Vercel, Inc. — Application hosting. Vercel processes HTTP requests but does not have access to stored user data.

We do not sell, rent, license, or otherwise disclose Participant data to any third party for advertising, marketing, profiling, or any purpose unrelated to the operation of the Platform.

5. Parental Consent

Consistent with COPPA, we obtain verifiable parental consent before collecting personal information from any Participant under the age of 13. As a matter of organizational policy, we require equivalent consent for all Participants under 18. Consent is obtained through our electronic consent flow, which requires the Parent to: (a) review this Privacy Policy and the Terms of Service; (b) acknowledge the use of AI for data processing; (c) acknowledge the right to delete the Participant's data at any time; (d) acknowledge the safety monitoring protocol; and (e) affirmatively consent by activating the Participant's check-in access.

Consent may be revoked at any time. Revocation immediately deactivates the Participant's access link and halts further data collection. Previously collected data may be deleted upon request as described in Section 6.

6. Parental Rights

Parents have the following rights, exercisable at any time through the Platform dashboard or by written request to privacy@raisingmenproject.org:

Right of access and review. Parents may review all information collected from or about their child through the Platform dashboard.

Right of portability. Parents may request and receive a complete export of their child's data in a structured, machine-readable format (JSON).

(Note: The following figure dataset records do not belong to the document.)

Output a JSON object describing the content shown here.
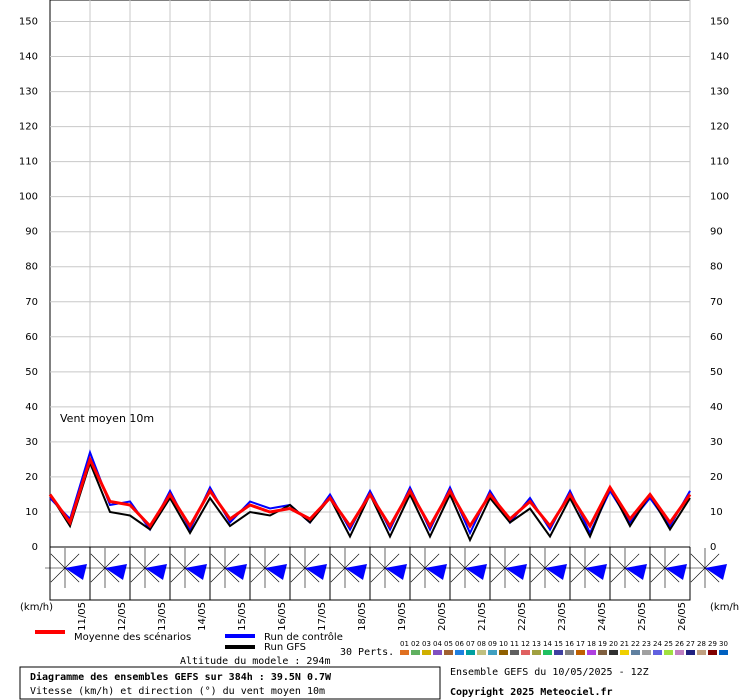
{
  "chart_data": {
    "type": "line",
    "annotation": "Vent moyen 10m",
    "y_unit_left": "(km/h)",
    "y_unit_right": "(km/h)",
    "xlim": [
      0,
      384
    ],
    "ylim": [
      0,
      155
    ],
    "yticks": [
      0,
      10,
      20,
      30,
      40,
      50,
      60,
      70,
      80,
      90,
      100,
      110,
      120,
      130,
      140,
      150
    ],
    "xticks": [
      {
        "value": 12,
        "label": "11/05"
      },
      {
        "value": 36,
        "label": "12/05"
      },
      {
        "value": 60,
        "label": "13/05"
      },
      {
        "value": 84,
        "label": "14/05"
      },
      {
        "value": 108,
        "label": "15/05"
      },
      {
        "value": 132,
        "label": "16/05"
      },
      {
        "value": 156,
        "label": "17/05"
      },
      {
        "value": 180,
        "label": "18/05"
      },
      {
        "value": 204,
        "label": "19/05"
      },
      {
        "value": 228,
        "label": "20/05"
      },
      {
        "value": 252,
        "label": "21/05"
      },
      {
        "value": 276,
        "label": "22/05"
      },
      {
        "value": 300,
        "label": "23/05"
      },
      {
        "value": 324,
        "label": "24/05"
      },
      {
        "value": 348,
        "label": "25/05"
      },
      {
        "value": 372,
        "label": "26/05"
      }
    ],
    "grid": true,
    "x": [
      0,
      12,
      24,
      36,
      48,
      60,
      72,
      84,
      96,
      108,
      120,
      132,
      144,
      156,
      168,
      180,
      192,
      204,
      216,
      228,
      240,
      252,
      264,
      276,
      288,
      300,
      312,
      324,
      336,
      348,
      360,
      372,
      384
    ],
    "series": [
      {
        "name": "Moyenne des scénarios",
        "color": "#ff0000",
        "width": 3,
        "values": [
          15,
          7,
          25,
          13,
          12,
          6,
          15,
          6,
          16,
          8,
          12,
          10,
          11,
          8,
          14,
          6,
          15,
          6,
          16,
          6,
          16,
          6,
          15,
          8,
          13,
          6,
          15,
          6,
          17,
          8,
          15,
          7,
          15
        ]
      },
      {
        "name": "Run de contrôle",
        "color": "#0000ff",
        "width": 2,
        "values": [
          14,
          8,
          27,
          12,
          13,
          5,
          16,
          5,
          17,
          7,
          13,
          11,
          12,
          7,
          15,
          5,
          16,
          5,
          17,
          5,
          17,
          4,
          16,
          7,
          14,
          5,
          16,
          4,
          16,
          7,
          14,
          6,
          16
        ]
      },
      {
        "name": "Run GFS",
        "color": "#000000",
        "width": 2,
        "values": [
          15,
          6,
          24,
          10,
          9,
          5,
          14,
          4,
          14,
          6,
          10,
          9,
          12,
          7,
          14,
          3,
          15,
          3,
          15,
          3,
          15,
          2,
          14,
          7,
          11,
          3,
          14,
          3,
          17,
          6,
          15,
          5,
          14
        ]
      }
    ],
    "perturbations_label": "30 Perts.",
    "perturbations": [
      {
        "label": "01",
        "color": "#e07020"
      },
      {
        "label": "02",
        "color": "#60b060"
      },
      {
        "label": "03",
        "color": "#d0b000"
      },
      {
        "label": "04",
        "color": "#8050c0"
      },
      {
        "label": "05",
        "color": "#a06030"
      },
      {
        "label": "06",
        "color": "#2080e0"
      },
      {
        "label": "07",
        "color": "#00a0a0"
      },
      {
        "label": "08",
        "color": "#c0c080"
      },
      {
        "label": "09",
        "color": "#40a0c0"
      },
      {
        "label": "10",
        "color": "#906000"
      },
      {
        "label": "11",
        "color": "#606060"
      },
      {
        "label": "12",
        "color": "#e06060"
      },
      {
        "label": "13",
        "color": "#a0a040"
      },
      {
        "label": "14",
        "color": "#20c060"
      },
      {
        "label": "15",
        "color": "#4040a0"
      },
      {
        "label": "16",
        "color": "#808080"
      },
      {
        "label": "17",
        "color": "#c06000"
      },
      {
        "label": "18",
        "color": "#b040e0"
      },
      {
        "label": "19",
        "color": "#806040"
      },
      {
        "label": "20",
        "color": "#303030"
      },
      {
        "label": "21",
        "color": "#f0d000"
      },
      {
        "label": "22",
        "color": "#6080a0"
      },
      {
        "label": "23",
        "color": "#a0a0a0"
      },
      {
        "label": "24",
        "color": "#6060e0"
      },
      {
        "label": "25",
        "color": "#a0e040"
      },
      {
        "label": "26",
        "color": "#c080c0"
      },
      {
        "label": "27",
        "color": "#202080"
      },
      {
        "label": "28",
        "color": "#c0a080"
      },
      {
        "label": "29",
        "color": "#800000"
      },
      {
        "label": "30",
        "color": "#0060c0"
      }
    ],
    "altitude": "Altitude du modele : 294m",
    "footer_title": "Diagramme des ensembles GEFS sur 384h : 39.5N 0.7W",
    "footer_subtitle": "Vitesse (km/h) et direction (°) du vent moyen 10m",
    "run_info": "Ensemble GEFS du 10/05/2025 - 12Z",
    "copyright": "Copyright 2025 Meteociel.fr"
  }
}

Right of deletion. Parents may request permanent, irreversible deletion of all data collected from or about their child. Upon such request, we will delete all check-in responses, developmental insights, scoring data, onboarding responses, memory profiles, parent observations, and safety records associated with the Participant. The sole exception is an immutable audit log entry recording that deletion was performed, the date of deletion, and the identity of the requesting Parent — retained for compliance evidence.

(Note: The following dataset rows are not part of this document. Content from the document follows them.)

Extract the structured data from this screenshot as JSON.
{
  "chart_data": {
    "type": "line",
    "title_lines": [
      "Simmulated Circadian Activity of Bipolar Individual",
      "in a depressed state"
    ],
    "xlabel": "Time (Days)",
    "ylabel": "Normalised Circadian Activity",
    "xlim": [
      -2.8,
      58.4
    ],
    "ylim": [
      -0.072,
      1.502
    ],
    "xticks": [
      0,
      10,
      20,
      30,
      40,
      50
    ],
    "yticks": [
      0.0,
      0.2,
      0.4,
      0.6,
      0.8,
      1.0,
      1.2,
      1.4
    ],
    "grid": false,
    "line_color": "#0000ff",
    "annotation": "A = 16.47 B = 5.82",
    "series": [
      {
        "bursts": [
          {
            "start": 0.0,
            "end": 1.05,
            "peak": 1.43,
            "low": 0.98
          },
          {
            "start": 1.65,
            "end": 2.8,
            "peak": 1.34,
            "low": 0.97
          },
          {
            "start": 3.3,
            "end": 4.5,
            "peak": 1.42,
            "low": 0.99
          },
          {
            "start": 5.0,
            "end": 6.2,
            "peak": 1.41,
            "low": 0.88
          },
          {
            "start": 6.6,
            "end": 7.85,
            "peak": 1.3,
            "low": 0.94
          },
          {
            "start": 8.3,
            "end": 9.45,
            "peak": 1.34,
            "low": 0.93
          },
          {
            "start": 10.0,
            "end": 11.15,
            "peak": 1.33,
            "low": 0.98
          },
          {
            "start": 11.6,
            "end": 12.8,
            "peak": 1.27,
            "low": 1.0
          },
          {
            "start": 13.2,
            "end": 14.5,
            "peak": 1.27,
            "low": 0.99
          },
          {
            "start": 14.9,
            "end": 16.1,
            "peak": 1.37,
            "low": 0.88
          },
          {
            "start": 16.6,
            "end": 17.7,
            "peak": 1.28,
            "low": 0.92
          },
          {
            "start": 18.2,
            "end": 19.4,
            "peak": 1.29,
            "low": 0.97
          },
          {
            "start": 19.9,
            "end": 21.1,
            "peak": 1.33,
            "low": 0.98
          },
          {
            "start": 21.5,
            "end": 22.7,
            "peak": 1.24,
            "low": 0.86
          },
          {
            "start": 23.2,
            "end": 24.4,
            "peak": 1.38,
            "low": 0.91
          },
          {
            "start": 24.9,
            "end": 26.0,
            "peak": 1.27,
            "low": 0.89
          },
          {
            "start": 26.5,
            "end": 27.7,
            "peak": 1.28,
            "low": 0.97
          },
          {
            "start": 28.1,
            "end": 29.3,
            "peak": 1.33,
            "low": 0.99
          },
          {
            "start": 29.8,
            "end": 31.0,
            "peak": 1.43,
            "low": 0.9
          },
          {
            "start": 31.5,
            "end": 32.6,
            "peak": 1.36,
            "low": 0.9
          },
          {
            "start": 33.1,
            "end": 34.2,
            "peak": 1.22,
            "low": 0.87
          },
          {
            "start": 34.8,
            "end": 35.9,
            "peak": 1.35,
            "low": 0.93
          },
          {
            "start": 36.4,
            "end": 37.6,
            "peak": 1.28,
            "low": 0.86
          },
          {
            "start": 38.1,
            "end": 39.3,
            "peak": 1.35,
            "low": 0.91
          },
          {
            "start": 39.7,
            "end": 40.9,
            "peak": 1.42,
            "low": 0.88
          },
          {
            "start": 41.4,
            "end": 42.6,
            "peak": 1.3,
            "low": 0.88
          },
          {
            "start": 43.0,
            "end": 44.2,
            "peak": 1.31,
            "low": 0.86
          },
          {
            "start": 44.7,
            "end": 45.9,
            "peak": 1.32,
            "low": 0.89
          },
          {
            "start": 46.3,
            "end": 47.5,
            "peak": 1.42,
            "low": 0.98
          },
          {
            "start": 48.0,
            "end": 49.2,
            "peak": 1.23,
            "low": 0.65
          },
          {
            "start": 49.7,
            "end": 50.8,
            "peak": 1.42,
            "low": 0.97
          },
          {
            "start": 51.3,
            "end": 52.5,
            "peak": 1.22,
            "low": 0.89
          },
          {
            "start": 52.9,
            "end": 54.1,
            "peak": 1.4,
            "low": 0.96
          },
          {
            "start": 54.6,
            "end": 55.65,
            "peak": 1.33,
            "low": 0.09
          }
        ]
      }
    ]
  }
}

Right to revoke consent. Parents may withdraw consent for ongoing data collection at any time, as described in Section 5.

Right to information. Parents may request a description of the types of information collected, the purposes for which it is used, and whether it has been disclosed to any third party.

7. Data Security

We implement administrative, technical, and physical safeguards designed to protect Participant data, including: encryption at rest and in transit; Row Level Security database policies ensuring data isolation between families and organizations; server-side input validation on all API endpoints; rate limiting to prevent abuse; structured audit logging of security-relevant events; and authentication via Supabase Auth with cookie-based session management (no client-side token storage).

8. Data Retention

We retain Participant data for the duration of the Parent's active consent. If consent is revoked or deletion is requested, data is permanently deleted within seventy-two (72) hours. In the event of account inactivity exceeding twelve (12) consecutive months (no check-ins or Parent logins), we will send a notification to the Parent's registered email address. If no response is received within thirty (30) days of notification, we reserve the right to delete the associated Participant data.

9. Amendments

We may amend this Policy from time to time. Material amendments — including changes to categories of data collected, new third-party disclosures, or modifications to parental rights — will be communicated to Parents via email at least thirty (30) days before taking effect. Non-material clarifications or formatting changes may be made without advance notice. Continued use of the Platform following the effective date of an amendment constitutes acceptance of the revised Policy. If a Parent does not agree to an amendment, they may exercise their right of deletion and discontinue use of the Platform.

10. Contact

For questions, requests, or complaints regarding this Policy or the handling of Participant data:

Project Black Men, LLC
Attn: Privacy Inquiries
Email: privacy@raisingmenproject.org

This Privacy Policy is designed to comply with the Children's Online Privacy Protection Act (15 U.S.C. § 6501–6506), the FTC's COPPA Rule (16 C.F.R. Part 312), and applicable state privacy statutes.